Description of the 33 modifier, billing guidelines and costs are described below.
Modifier 33 Description
The official description of Modifier 33 is: “Preventive Service.”
When the primary purpose of the service is the delivery of an evidence-based service in accordance with a US Preventive Services Task Force A or B rating in effect and other preventive services identified in preventive services mandates (legislative or regulatory), the service may be identified by appending modifier 33, Preventive Service, to the service.
For separately reported services specifically identified as preventive, the modifier should not be used. The most notable example of this is screening colonoscopy (CPT 45378), which results in a polypectomy (CPT 45383).

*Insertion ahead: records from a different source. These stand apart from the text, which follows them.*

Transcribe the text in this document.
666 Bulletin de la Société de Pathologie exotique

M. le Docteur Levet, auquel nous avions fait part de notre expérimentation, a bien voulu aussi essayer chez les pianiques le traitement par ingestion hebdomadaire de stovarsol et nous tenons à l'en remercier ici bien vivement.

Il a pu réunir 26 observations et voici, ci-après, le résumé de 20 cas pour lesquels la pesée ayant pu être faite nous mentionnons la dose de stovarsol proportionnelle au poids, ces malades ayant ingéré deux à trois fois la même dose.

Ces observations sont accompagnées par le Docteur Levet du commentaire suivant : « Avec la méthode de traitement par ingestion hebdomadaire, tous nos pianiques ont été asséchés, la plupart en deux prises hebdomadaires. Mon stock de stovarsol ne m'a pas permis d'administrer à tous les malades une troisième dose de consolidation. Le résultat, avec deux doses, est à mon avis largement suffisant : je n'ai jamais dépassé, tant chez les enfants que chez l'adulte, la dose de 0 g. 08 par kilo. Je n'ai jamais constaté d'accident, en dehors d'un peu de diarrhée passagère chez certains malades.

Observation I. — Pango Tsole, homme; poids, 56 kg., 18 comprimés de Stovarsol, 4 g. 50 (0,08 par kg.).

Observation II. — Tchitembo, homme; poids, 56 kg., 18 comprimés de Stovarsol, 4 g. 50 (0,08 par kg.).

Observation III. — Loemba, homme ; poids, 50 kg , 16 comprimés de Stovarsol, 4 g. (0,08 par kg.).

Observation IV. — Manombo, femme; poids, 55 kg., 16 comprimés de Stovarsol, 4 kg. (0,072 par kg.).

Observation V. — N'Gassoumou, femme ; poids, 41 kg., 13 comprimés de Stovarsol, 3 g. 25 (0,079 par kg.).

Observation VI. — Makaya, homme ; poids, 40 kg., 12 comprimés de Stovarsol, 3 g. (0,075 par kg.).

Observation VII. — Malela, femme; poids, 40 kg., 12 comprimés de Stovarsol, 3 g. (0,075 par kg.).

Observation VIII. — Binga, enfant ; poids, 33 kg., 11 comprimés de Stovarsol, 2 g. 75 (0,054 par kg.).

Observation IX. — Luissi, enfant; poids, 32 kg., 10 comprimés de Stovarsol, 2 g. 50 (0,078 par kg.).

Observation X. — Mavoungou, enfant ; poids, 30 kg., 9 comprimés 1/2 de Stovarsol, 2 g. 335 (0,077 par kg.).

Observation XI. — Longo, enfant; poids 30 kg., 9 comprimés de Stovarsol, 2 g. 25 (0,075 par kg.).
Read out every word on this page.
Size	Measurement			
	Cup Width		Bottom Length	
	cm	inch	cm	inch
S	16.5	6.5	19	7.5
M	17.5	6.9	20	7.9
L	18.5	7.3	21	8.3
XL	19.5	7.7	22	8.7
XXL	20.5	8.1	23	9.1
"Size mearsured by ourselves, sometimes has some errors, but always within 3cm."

When Is Modifier 33 Applicable?
The 33 modifier is applicable for the identification of preventive services without cost -sharing in these four categories:
Immunizations for routine use in children, adolescents, and adults as recommended by the Advisory Committee on Immunization Practices of the Centers for Disease Control and Prevention.
Preventive care and screenings for children as recommended by Bright Futures (American Academy of Pediatrics) and Newborn Testing (American College of Medical Genetics) as supported by the Health Resources and Services Administration.
Preventive care and screenings provided for women (not included in the Task Force recommendations) in the comprehensive guidelines supported by the Health Resources and Services Administration.
Modifier 33 Billing Guidelines
CPT modifier 33 should be appended to codes representing the preventive services, unless the service is inherently preventive, eg, a screening mammography or immunization recognized by the Advisory Committee on Immunization Practices (ACIP).
If multiple preventive medicine services are provided on the same day, the modifier is appended to the codes for each preventive service rendered on that day.
Cost Sharing Of Modifier 33
The regulations specify that plans cannot impose cost-sharing requirements, such as co-pays, coinsurance, or deductibles with respect to specified preventive services in which preventive services are billed separately.
When these services are part of an office visit, the office visit may not have cost-sharing if the primary reason for the visit is to receive preventive services.
However, cost-sharing is permitted for an office visit when the office visit and covered preventive services are billed separately, and the primary purpose of the office visit is not delivery of the covered preventive services.